A gente fica com medo. Não esperava que pessoas que se dizem cristãs fossem capazes de coisas horríveis. Se meu filho é diferente, é porque Deus quis que fosse assim. Um menino no corpo de uma menina. As pessoas têm que entender que a criança já nasce assim. Ela não quer trocar de sexo só porque quer. É algo mais profundo.
Sob a mira do MP
No dia 1° de junho, o Ministério Público da Bahia oficiou a Secretaria Municipal de Educação para que o órgão informe, no prazo de dez dias úteis, quais medidas estão sendo adotadas para a proteção do adolescente e se já expediu alguma orientação às escolas quanto à adoção do nome social dos estudantes. No momento, o MP aguarda as informações para dar andamento às investigações.
Por meio de nota, o MP disse que a notícia de fato recebida pelo órgão relata ainda que um pastor estaria incentivando a transfobia e o ódio ao adolescente. "Informamos que o MP também irá apurar eventuais condutas ilícitas e criminais que tenham sido cometidas contra o adolescente, já tendo determinado diligências para a identificação dos autores", conclui o órgão, na nota.

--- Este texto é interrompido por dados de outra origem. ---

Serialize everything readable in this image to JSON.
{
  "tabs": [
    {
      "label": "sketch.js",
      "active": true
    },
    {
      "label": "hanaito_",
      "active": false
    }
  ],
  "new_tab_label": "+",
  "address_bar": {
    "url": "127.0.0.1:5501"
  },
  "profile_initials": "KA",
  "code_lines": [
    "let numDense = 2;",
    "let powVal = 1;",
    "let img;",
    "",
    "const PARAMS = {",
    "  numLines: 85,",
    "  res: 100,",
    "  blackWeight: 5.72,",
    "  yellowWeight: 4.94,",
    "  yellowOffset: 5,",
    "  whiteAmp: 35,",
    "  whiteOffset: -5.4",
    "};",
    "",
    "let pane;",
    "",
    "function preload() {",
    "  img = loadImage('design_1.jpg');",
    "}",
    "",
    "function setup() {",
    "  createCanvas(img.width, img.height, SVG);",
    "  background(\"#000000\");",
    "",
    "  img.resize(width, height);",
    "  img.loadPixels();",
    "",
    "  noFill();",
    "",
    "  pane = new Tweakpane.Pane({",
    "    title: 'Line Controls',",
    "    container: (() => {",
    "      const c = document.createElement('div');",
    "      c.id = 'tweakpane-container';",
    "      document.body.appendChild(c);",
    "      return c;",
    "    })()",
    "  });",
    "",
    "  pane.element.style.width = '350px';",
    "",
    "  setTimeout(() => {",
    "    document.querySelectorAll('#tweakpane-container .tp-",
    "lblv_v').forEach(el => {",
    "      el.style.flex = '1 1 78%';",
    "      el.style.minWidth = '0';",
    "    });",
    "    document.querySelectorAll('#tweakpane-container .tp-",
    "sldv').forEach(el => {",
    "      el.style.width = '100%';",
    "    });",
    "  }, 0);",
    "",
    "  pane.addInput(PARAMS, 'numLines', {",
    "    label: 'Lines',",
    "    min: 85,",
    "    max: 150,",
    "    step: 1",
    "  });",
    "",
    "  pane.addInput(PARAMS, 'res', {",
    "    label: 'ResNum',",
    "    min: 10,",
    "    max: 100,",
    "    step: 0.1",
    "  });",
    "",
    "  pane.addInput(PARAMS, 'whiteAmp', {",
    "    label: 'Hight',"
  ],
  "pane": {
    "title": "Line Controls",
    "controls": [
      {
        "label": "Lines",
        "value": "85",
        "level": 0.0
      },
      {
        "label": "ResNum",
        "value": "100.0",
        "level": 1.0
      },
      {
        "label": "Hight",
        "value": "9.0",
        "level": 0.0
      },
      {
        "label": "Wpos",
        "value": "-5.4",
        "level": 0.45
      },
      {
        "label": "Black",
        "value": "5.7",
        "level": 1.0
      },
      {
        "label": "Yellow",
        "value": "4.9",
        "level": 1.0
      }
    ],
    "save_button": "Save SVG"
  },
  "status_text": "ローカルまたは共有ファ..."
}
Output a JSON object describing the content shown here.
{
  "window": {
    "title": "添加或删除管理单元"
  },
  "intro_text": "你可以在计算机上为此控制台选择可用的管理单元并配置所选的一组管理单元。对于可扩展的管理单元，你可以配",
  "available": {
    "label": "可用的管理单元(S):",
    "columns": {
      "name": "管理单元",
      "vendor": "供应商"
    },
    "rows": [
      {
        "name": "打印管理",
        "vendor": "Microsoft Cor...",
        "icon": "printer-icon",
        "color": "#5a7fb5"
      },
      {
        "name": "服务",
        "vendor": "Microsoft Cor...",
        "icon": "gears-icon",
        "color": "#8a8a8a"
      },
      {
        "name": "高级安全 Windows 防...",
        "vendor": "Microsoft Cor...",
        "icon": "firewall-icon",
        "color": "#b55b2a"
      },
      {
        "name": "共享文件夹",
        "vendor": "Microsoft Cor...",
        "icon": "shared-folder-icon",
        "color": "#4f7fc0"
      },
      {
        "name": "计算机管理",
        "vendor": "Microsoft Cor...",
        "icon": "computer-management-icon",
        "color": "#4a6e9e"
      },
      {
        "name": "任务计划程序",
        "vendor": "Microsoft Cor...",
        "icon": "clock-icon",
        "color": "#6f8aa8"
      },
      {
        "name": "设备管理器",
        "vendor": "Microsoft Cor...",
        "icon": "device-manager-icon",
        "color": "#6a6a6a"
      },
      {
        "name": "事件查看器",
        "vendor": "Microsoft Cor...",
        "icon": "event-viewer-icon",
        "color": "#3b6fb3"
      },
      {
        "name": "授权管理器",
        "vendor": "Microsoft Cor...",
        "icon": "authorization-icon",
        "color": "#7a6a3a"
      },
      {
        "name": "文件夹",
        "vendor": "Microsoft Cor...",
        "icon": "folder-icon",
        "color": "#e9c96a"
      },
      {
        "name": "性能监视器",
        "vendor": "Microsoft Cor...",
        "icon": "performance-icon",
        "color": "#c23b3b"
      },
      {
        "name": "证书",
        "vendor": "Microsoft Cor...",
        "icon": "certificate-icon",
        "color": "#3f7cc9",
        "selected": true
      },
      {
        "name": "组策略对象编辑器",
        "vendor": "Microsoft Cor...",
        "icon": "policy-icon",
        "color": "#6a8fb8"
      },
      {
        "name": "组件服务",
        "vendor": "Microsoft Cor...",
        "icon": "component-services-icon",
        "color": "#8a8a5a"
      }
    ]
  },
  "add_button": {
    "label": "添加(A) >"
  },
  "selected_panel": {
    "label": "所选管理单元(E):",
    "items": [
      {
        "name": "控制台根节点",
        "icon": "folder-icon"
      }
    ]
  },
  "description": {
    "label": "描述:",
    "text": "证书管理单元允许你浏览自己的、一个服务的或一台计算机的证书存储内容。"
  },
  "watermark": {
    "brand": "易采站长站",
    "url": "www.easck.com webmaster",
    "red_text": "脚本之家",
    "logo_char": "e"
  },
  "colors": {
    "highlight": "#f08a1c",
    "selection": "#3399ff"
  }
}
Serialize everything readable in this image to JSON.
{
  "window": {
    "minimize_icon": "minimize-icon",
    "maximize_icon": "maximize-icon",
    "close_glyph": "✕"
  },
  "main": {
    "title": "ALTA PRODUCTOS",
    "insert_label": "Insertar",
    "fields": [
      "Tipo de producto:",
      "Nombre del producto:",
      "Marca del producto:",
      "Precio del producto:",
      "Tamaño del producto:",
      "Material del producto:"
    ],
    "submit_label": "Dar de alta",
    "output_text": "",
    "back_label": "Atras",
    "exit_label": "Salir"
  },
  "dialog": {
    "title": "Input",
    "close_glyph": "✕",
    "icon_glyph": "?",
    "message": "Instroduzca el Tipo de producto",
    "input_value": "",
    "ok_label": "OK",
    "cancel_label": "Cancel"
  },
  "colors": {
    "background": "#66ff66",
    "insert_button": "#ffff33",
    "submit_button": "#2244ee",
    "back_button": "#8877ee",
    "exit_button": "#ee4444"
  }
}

O projeto da vereadora Larissa Laranjeira deve ser colocado em votação novamente na próxima segunda-feira. "Já solicitei inclusive à prefeita Irenilda Magalhães, que intervenha junto ao Legislativo para que possamos aprovar esse projeto".
O UOL ainda não conseguiu contatar a Secretaria de Educação de Poções para obter um posicionamento.